En la noche de los tiempos la oscuridad dominaba el corazón del ser humano. El miedo, con todo su poder, se constituye como la emoción que signa nuestro destino de seres que narran: impulsados por el pavor intentamos explicar con historias los fenómenos más desconcertantes. Y nacieron los mitos. Por eso para H.P. Lovecraft, el cuento de horror sobrenatural es la forma más genuina y auténtica de la literatura.
Cosmos viene de orden. El universo, entonces, es un ordenamiento. Una explicación, una narración. Y es que narramos para normalizar el caos, para ordenar el maremágnum de la existencia.

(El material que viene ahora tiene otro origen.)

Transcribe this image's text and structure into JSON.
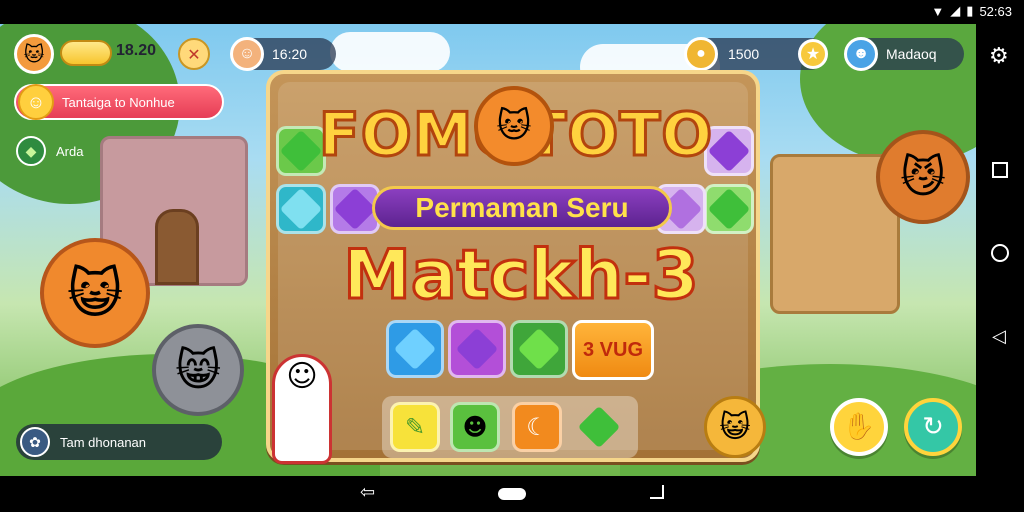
{
  "status_bar": {
    "time": "52:63"
  },
  "hud": {
    "player_score": "18.20",
    "timer": "16:20",
    "coins": "1500",
    "profile_name": "Madaoq"
  },
  "side_panel": {
    "quest_label": "Tantaiga to Nonhue",
    "aside_label": "Arda",
    "bottom_label": "Tam dhonanan"
  },
  "logo": {
    "title": "FOMOTOTO",
    "subtitle": "Permaman Seru",
    "match": "Matckh-3",
    "badge": "3 VUG"
  },
  "colors": {
    "gem_green": "#3fbf3a",
    "gem_purple": "#8c3fd6",
    "gem_blue": "#2e9be6",
    "tile_teal": "#2fb7c9",
    "title_yellow": "#ffd23f"
  },
  "icons": {
    "settings": "gear-icon",
    "recent_apps": "square-icon",
    "home": "circle-icon",
    "back": "triangle-back-icon",
    "nav_back": "arrow-left-icon",
    "nav_home": "pill-icon",
    "nav_recent": "corner-icon"
  }
}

Hablamos con nosotros mismos y creamos rituales basados en la repetición —en la creencia, en apariencia inocua, de que seguimos un camino—, creyendo que tenemos un destino que cumplir. Así, mitigamos la soledad que supone nacer. La nada, aquello que estaba antes y que estará después (y por la cual estamos signados, condenados a un desamparo irremediable), queda relegada por una serie de relatos normalizadores, condescendientes. Sin embargo, en nuestro fuero interno habita el horror. El horror que amenaza nuestras certezas: ese terreno inhóspito y pesimista que es el cosmos sin orden, salvaje, oscuro e inexplorado. Es ahí donde germinan los relatos de H.P. Lovecraft: en la incertidumbre del hombre frente a la inmensidad del tiempo y el espacio. Su insignificancia mayúscula.
Los instintos más básicos, placer y dolor, son los componentes primarios de las ficciones que consumimos. Para Lovecraft, el dolor es más poderoso que el placer pues deja una huella profunda cuando lo padecemos. El placer, por más intenso que sea, siempre se difumina. Sin embargo, del dolor surge la cultura y sus castigos, sus leyes. Lo placentero y lo doloroso como manifestaciones de la voluntad de los dioses. Y la ira de éstos siempre sobrepasa su compasión, su bondad.
La noche cautiva porque es misteriosa. La noche nos recuerda que somos frágiles y que, en lo más profundo de nuestro ser, en las catacumbas del subconsciente, aún retumban ecos de una arcaica y desamparada animalidad. Es esa animalidad la que fundó el horror cósmico: ese miedo por los fenómenos inexplicables y recurrentes —imaginen de la perplejidad del ser humano primitivo al experimentar la muerte del sol y verse, sin más, sumergido en una oscuridad insondable—. Es un legado psíquico, un residuo de nuestro tránsito evolutivo.
Entendemos así que el dolor y el miedo dejan huella. Sus marcas son profundas. Las sombras, y no la luz ni el color, nos configuran. De ahí la fascinación por esta literatura: el miedo dura más que el amor; el dolor dura más que el placer. Y paradójicamente, atrae, hechiza, cautiva. Las emociones oscuras, en su extraña complejidad, proporcionan un misterio que invita a lanzarse a las tinieblas. Es, en cierto modo, un regreso a esa edad primitiva.
Horror cósmico: mundos insondables, dimensiones paralelas, sueños que se cristalizan y derivan en episodios de locura. Seres ancestrales que despiertan y alteran el orden establecido. Esa es la literatura de Lovecraft. No tiene relación con el dolor físico. Se aparta de ese efecto tan manido y profundiza en otro tipo de oscuridad: la del alma humana.